Arriving at the restaurant was all part of the charm. When entering the (normal-looking) lift and pressing the button for the lower floor, suddenly the lights dim, Middle Eastern music plays and a hitherto unseen panel in the wall is lit to show a collection of Turkish objects. Atmosphere plus!
This is a high-end restaurant. Very high end. When we popped down on Thursday night to make a reservation for Friday, my jeans and shopping bags (come on, I was in Melbourne!) were eyed somewhat haughtily by the maitre d’. However, when we returned the next evening dolled up to the nines (velvet and satin, no denim to be seen!) we were welcomed with much more alacrity.
The decor is unmistakably middle eastern, with plush chairs, carved wooden chests and gorgeous little lamps on each table, completely overshadowed by the rivers of sparkling crystals over the lights on the ceiling. Wow.
We had told them in advance that I required gluten-free food, and the waiting staff did their best to accommodate this, unfortunately, mostly by leaving things out rather than substituting something else.
We started with a “traditional” starter, puffy flatbread (not for me), vegetable sticks with an oil and pomegranate molasses dipping sauce. This was a visually appealing and tasty entree, but we were eager to move on to the “real” food. The drinks list has all the usuals, plus some interesting “fusion” drinks to get people into the mood. I tried a Turkish Delight Martini, which was lovely.
The menu at MoMo on weekends are set, but you can choose amongst the entrees and mains to share. The entrees we chose were a mussel and prawn pilaki cooked in parchment, and the special, a half yabbie with spices. These were lovely. The pilaki was a diced vegetable stew strewn with the seafood, and the yabbie was tasty and well-cooked.

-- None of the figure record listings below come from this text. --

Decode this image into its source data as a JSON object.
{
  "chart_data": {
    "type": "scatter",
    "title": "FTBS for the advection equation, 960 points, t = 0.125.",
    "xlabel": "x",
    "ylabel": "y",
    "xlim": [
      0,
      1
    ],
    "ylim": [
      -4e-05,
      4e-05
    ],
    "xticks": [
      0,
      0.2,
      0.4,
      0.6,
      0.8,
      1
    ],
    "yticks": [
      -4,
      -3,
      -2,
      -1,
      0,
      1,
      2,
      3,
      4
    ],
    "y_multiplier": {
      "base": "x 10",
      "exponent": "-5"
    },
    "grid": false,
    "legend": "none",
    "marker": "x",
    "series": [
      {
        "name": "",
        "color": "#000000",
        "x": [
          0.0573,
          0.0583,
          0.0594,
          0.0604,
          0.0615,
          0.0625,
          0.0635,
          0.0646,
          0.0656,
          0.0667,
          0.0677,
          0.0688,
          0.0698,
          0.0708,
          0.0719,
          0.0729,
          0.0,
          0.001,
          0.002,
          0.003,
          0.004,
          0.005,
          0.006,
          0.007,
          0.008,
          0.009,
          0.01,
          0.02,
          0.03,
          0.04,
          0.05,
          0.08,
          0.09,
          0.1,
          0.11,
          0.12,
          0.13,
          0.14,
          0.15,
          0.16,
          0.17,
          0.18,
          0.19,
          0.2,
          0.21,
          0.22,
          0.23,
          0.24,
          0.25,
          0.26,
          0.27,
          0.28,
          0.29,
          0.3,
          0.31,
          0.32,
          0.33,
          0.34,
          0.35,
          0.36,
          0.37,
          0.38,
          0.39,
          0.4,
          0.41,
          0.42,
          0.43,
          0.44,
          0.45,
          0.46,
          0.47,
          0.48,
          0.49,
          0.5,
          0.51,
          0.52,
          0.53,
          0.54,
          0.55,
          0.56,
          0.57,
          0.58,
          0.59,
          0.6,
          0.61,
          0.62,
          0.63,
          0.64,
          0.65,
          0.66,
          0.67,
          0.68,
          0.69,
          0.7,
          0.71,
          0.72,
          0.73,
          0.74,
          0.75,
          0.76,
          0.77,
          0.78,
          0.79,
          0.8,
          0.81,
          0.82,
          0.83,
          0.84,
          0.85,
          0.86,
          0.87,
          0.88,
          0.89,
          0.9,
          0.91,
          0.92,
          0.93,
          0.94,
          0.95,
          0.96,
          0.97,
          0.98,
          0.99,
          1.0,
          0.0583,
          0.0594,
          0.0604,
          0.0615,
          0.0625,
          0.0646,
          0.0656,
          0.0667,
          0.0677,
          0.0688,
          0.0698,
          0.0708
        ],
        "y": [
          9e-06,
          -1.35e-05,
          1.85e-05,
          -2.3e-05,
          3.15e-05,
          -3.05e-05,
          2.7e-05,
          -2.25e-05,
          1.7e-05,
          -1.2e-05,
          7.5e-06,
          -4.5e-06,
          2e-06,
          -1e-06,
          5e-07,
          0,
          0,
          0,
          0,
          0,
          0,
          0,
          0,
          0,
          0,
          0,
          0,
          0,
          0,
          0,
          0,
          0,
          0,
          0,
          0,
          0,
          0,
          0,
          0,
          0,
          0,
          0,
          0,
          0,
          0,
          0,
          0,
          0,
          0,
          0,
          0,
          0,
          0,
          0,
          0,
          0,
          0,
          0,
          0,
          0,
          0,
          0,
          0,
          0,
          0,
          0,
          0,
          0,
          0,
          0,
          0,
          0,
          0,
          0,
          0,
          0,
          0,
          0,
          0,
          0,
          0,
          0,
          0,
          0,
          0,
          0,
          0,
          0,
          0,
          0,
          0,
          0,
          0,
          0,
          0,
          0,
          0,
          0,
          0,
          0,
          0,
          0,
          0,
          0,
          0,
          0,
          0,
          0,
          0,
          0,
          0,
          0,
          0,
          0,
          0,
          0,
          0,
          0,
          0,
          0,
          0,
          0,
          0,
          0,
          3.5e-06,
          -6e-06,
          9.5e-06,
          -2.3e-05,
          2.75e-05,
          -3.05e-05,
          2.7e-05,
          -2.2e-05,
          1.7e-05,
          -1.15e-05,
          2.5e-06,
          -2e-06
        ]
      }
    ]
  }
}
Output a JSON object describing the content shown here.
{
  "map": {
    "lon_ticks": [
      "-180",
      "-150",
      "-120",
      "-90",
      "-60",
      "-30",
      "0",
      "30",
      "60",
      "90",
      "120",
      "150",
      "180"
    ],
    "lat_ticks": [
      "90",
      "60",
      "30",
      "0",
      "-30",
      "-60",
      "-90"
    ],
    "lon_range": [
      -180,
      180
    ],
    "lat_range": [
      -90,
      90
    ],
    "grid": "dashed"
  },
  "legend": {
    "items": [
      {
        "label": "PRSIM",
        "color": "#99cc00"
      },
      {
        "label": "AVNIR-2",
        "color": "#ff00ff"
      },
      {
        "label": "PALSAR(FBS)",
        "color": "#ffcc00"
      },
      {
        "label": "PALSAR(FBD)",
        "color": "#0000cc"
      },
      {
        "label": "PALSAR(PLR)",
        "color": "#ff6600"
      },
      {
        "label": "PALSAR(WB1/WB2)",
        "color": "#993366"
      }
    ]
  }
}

Our mains consisted of the marinated roasted lamb with spanikopita and honey-cardamom duck with lentils. My substitute for the spanikopita was cooked spinach, which was well-seasoned. The lamb and duck both tasted amazing, succulent and complex, and neither of us could choose which had been the best meat dish. The sides we chose were a delicious creamed feta spinach (deluxe!) and tomato salad with shankleesh. I don’t know where they bought their tomatoes but they were intensely flavoured.
We hadn’t realised that the dessert tasting plate was included in our “Arabesque” dinner menu, and so we were ecstatic when our plates arrived. We were slightly disappointed that the Fairy Chimney Meringues were off the menu (they’re the ones on the cover of Turquoise) but we were very happy with our platters of sweets. There was a divinely creamy panna cotta, sesame honey ice cream, turkish fairy floss and a fruit salad with mandarin icecream. My dinner companion also had cookies and a chocolate wafer in the shape of a turkish coffee pot in addition to the gorgeous tastes on my plate. Delish!
Since we had booked an early table, the staff were eager to have us leave by the next sitting, but we had finished in perfect time for this.
I would definitely recommend MoMo for a special occasion, as the atmosphere is luxurious and the food an amazing blend of tastes. The service was almost as good as I had predicted, with attentive staff right up to the end, with the only small blemishes their initial reaction to us the night before, and a waitperson who didn’t crack a smile until the final course.
Unfortunately when you step into the lift to leave, the lights come back up and the music ceases a bit too abruptly for those of us who would like to savour the evening!